6 Sedikit Curiga

"Sayang, kamu beneran nggak tahu anaknya Pak Krisna itu cowok atau cewek?"

"Aku nggak tahu apa-apa, Sayang," jawab Elvina. "Emangnya, cowok atau cewek?"

Agha pun segera menjawab, "Cowok."

Seketika rasa ingin tahu Elvina, Alin, maupun Wira bergejolak dan semakin penasaran dengan sosok anak kandung Krisna Sanjaya sebenarnya.

"Selama ini dia belajar di luar negeri beneran?" tanya Wira yang langsung ingat dengan salah satu rumor terpopuler di kantor.

"Pak Krisna tadi nggak ngomong apa pun soal itu, tapi dia bilang kalau anaknya udah belajar lumayan banyak soal bisnis penerbitan buku."

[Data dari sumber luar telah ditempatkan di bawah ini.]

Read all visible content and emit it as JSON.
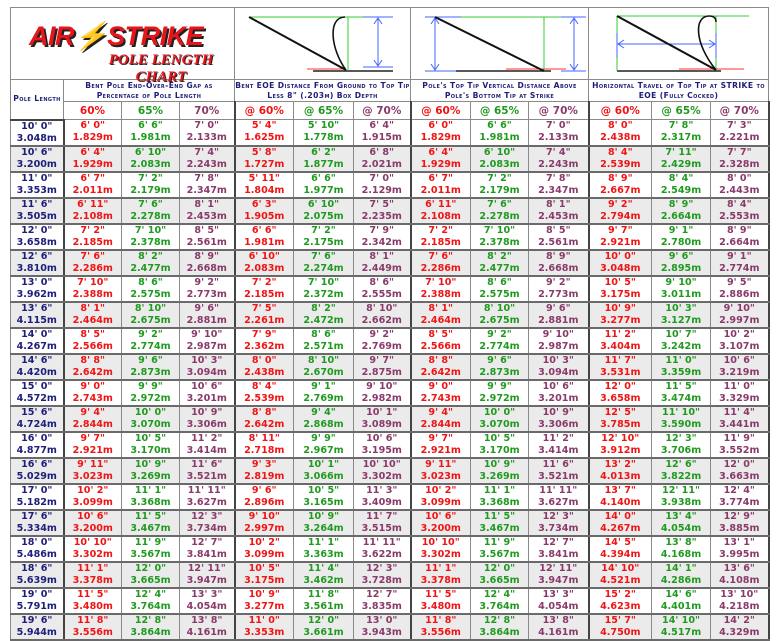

Biarpun masih samar-samar, penjelasan Agha berhasil membuat tiga orang yang duduk bersamanya semakin antusias.

"Namanya siapa, Gha?" tanya Wira. "Jangan bilang kalau namanya juga kayak yang selama ini jadi gosip di kantor."

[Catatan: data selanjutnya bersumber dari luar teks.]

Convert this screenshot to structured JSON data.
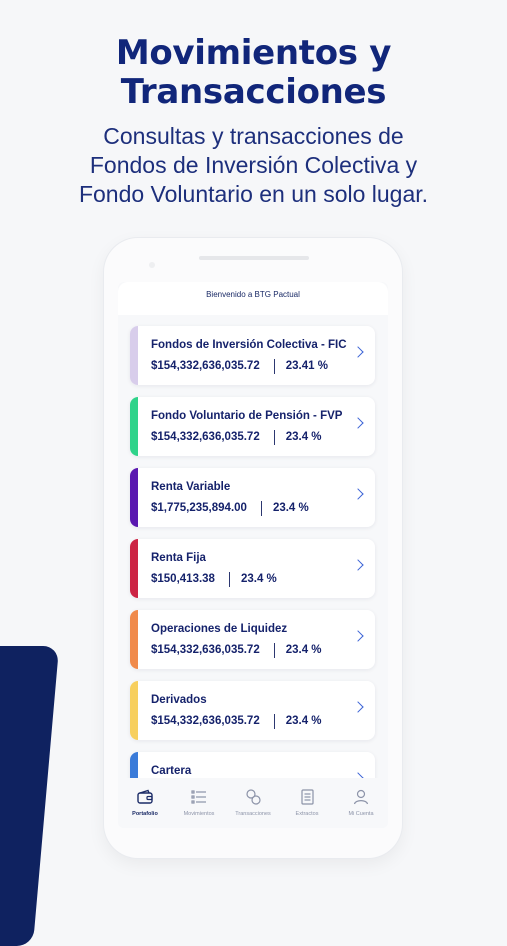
{
  "promo": {
    "title_line1": "Movimientos y",
    "title_line2": "Transacciones",
    "subtitle_line1": "Consultas y transacciones de",
    "subtitle_line2": "Fondos de Inversión Colectiva y",
    "subtitle_line3": "Fondo Voluntario en un solo lugar."
  },
  "app": {
    "header_text": "Bienvenido a BTG Pactual",
    "funds": [
      {
        "name": "Fondos de Inversión Colectiva - FIC",
        "amount": "$154,332,636,035.72",
        "percent": "23.41 %",
        "color": "#d8cdeb"
      },
      {
        "name": "Fondo Voluntario de Pensión - FVP",
        "amount": "$154,332,636,035.72",
        "percent": "23.4 %",
        "color": "#2fd38a"
      },
      {
        "name": "Renta Variable",
        "amount": "$1,775,235,894.00",
        "percent": "23.4 %",
        "color": "#5a18b0"
      },
      {
        "name": "Renta Fija",
        "amount": "$150,413.38",
        "percent": "23.4 %",
        "color": "#cc2444"
      },
      {
        "name": "Operaciones de Liquidez",
        "amount": "$154,332,636,035.72",
        "percent": "23.4 %",
        "color": "#f08a4b"
      },
      {
        "name": "Derivados",
        "amount": "$154,332,636,035.72",
        "percent": "23.4 %",
        "color": "#f7cf5e"
      },
      {
        "name": "Cartera",
        "amount": "",
        "percent": "",
        "color": "#3a7bd9"
      }
    ],
    "tabs": [
      {
        "label": "Portafolio",
        "icon": "wallet-icon",
        "active": true
      },
      {
        "label": "Movimientos",
        "icon": "list-icon",
        "active": false
      },
      {
        "label": "Transacciones",
        "icon": "coins-icon",
        "active": false
      },
      {
        "label": "Extractos",
        "icon": "document-icon",
        "active": false
      },
      {
        "label": "Mi Cuenta",
        "icon": "user-icon",
        "active": false
      }
    ]
  },
  "colors": {
    "brand_navy": "#11267a",
    "accent_blue": "#3b63d6"
  }
}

Sambil memandang Wira, Agha mengangguk pelan, kemudian berkata, "Iya, ternyata namanya emang Sagara. Nama anaknya Pak Krisna ternyata beneran Sagara."

Situasinya mendadak hening. Agha benar-benar membikin semua orang syok.

Merasa butuh memastikan bahwa temannya tidak sedang bercanda, Wira sekali lagi bertanya soal apa yang baru saja dia dengar dan jawaban Agha pun sama. Agha menegaskan bahwa dirinya tidak bicara dusta.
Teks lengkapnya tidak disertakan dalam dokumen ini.